GKE
This guide shows how to deploy llm-d with
GKE Gateway as your inference gateway. By the end, inference requests will be forwarded by a GKE-managed Gateway to your model servers via the llm-d EPP.
This guide assumes familiarity with Gateway API and llm-d.
Prerequisites
-
The environment variables
${GUIDE_NAME},${MODEL_NAME}and${NAMESPACE}should be set as part of deploying one of the well-lit path guides. -
The following steps from the GKE Inference Gateway deployment documentation should be run:
- Verify your prerequisites
- Configure a proxy-only subnet
- Enable Gateway API in your cluster
- Verify your cluster
Step 1: Install Gateway Inference CRDs
For GKE versions 1.34.0-gke.1626000 or later, the InferencePool CRD is automatically installed.

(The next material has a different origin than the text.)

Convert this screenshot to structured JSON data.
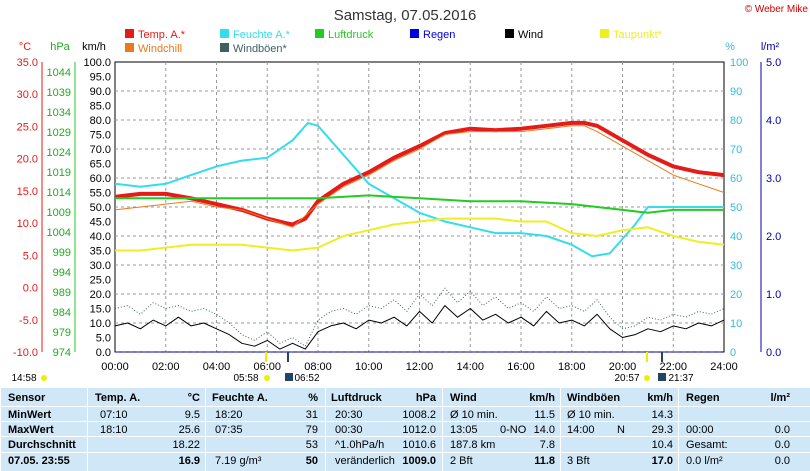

For GKE versions earlier than 1.34.0-gke.1626000 install it as follows:
GAIE_VERSION=v1.5.0
kubectl apply -k "https://github.com/kubernetes-sigs/gateway-api-inference-extension/config/crd?ref=${GAIE_VERSION}"
Verify the APIs are available:
kubectl api-resources --api-group=gateway.networking.k8s.io
kubectl api-resources --api-group=inference.networking.k8s.io
Step 2: Deploy the Gateway
The key choice for deployment is whether you want an internal or external load balancer:
Regional External Application Load Balancer
The class name is gke-l7-regional-external-managed. They are accessible to the internet. Here is an example for creating one:
kubectl apply -n ${NAMESPACE} -k "./guides/recipes/gateway/gke-l7-regional-external-managed"

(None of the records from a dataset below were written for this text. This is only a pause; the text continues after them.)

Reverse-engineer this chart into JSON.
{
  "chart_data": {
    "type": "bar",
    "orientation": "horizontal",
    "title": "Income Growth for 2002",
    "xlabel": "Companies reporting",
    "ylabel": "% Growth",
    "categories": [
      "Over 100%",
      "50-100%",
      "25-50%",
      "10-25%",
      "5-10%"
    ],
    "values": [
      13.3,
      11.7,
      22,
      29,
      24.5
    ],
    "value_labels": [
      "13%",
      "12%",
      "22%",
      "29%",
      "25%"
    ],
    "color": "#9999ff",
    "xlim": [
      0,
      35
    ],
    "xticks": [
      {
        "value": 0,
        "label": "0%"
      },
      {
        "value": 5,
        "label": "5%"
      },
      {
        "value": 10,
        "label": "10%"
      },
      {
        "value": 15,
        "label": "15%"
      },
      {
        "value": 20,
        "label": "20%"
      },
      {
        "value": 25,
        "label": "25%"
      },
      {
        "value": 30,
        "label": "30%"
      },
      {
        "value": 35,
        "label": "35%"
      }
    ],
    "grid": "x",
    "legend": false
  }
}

Regional Internal Application Load Balancer
The class name is gke-l7-rilb. They are accessible only to workloads within your VPC. Here is an example for creating one:
kubectl apply -n ${NAMESPACE} -k "./guides/recipes/gateway/gke-l7-rilb"
Step 3: Verify the Gateway
Verify the Gateway is programmed:
kubectl get gateway -n ${NAMESPACE} llm-d-inference-gateway
Expected output:
NAME CLASS ADDRESS PROGRAMMED AGE
llm-d-inference-gateway gke-l7-regional-external-managed xx.xx.xx.xx True 30s
Wait until PROGRAMMED shows True before proceeding.
Step 4: Send a Request
Before sending requests, you must deploy a well-lit path guide. This sets up a model server deployment, an InferencePool, and an HTTPRoute to connect the Gateway to the pool.
Get the Gateway external address:
export IP=$(kubectl get gateway llm-d-inference-gateway -n ${NAMESPACE} -o jsonpath='{.status.addresses[0].value}')
Send an inference request via the managed Gateway:
curl -X POST http://${IP}/v1/completions \
-H 'Content-Type: application/json' \
-d '{
"model": '\"${MODEL_NAME}\"',
"prompt": "How are you today?"
}' | jq
Cleanup
kubectl delete gateway llm-d-inference-gateway -n ${NAMESPACE}
Troubleshooting
Gateway not showing PROGRAMMED=True
kubectl describe gateway llm-d-inference-gateway -n ${NAMESPACE}
Verify all prerequisites were applied, especially enabling Gateway API in your cluster and configuring a proxy-only subnet. Also make sure the cluster is running a supported GKE version.
HTTPRoute not accepted
kubectl describe httproute ${GUIDE_NAME} -n ${NAMESPACE}
Verify that parentRefs matches the Gateway name and backendRefs matches the InferencePool name.
No response from Gateway IP
kubectl get gateway llm-d-inference-gateway -n ${NAMESPACE} -o jsonpath='{.status.addresses[0].value}'
If the address is empty, your Gateway may still be waiting for a LoadBalancer service. Check that your cluster supports external load balancers.
Getting fault filter abort response
A couple of issues may cause this:
- The request doesn't match the routing rules setup on HTTPRoute.
- A misconfiguration in the gateway's backend routing. When configured correctly, the HTTPRoute status should have a condition of type
Reconciledand reasonReconciliationSucceeded.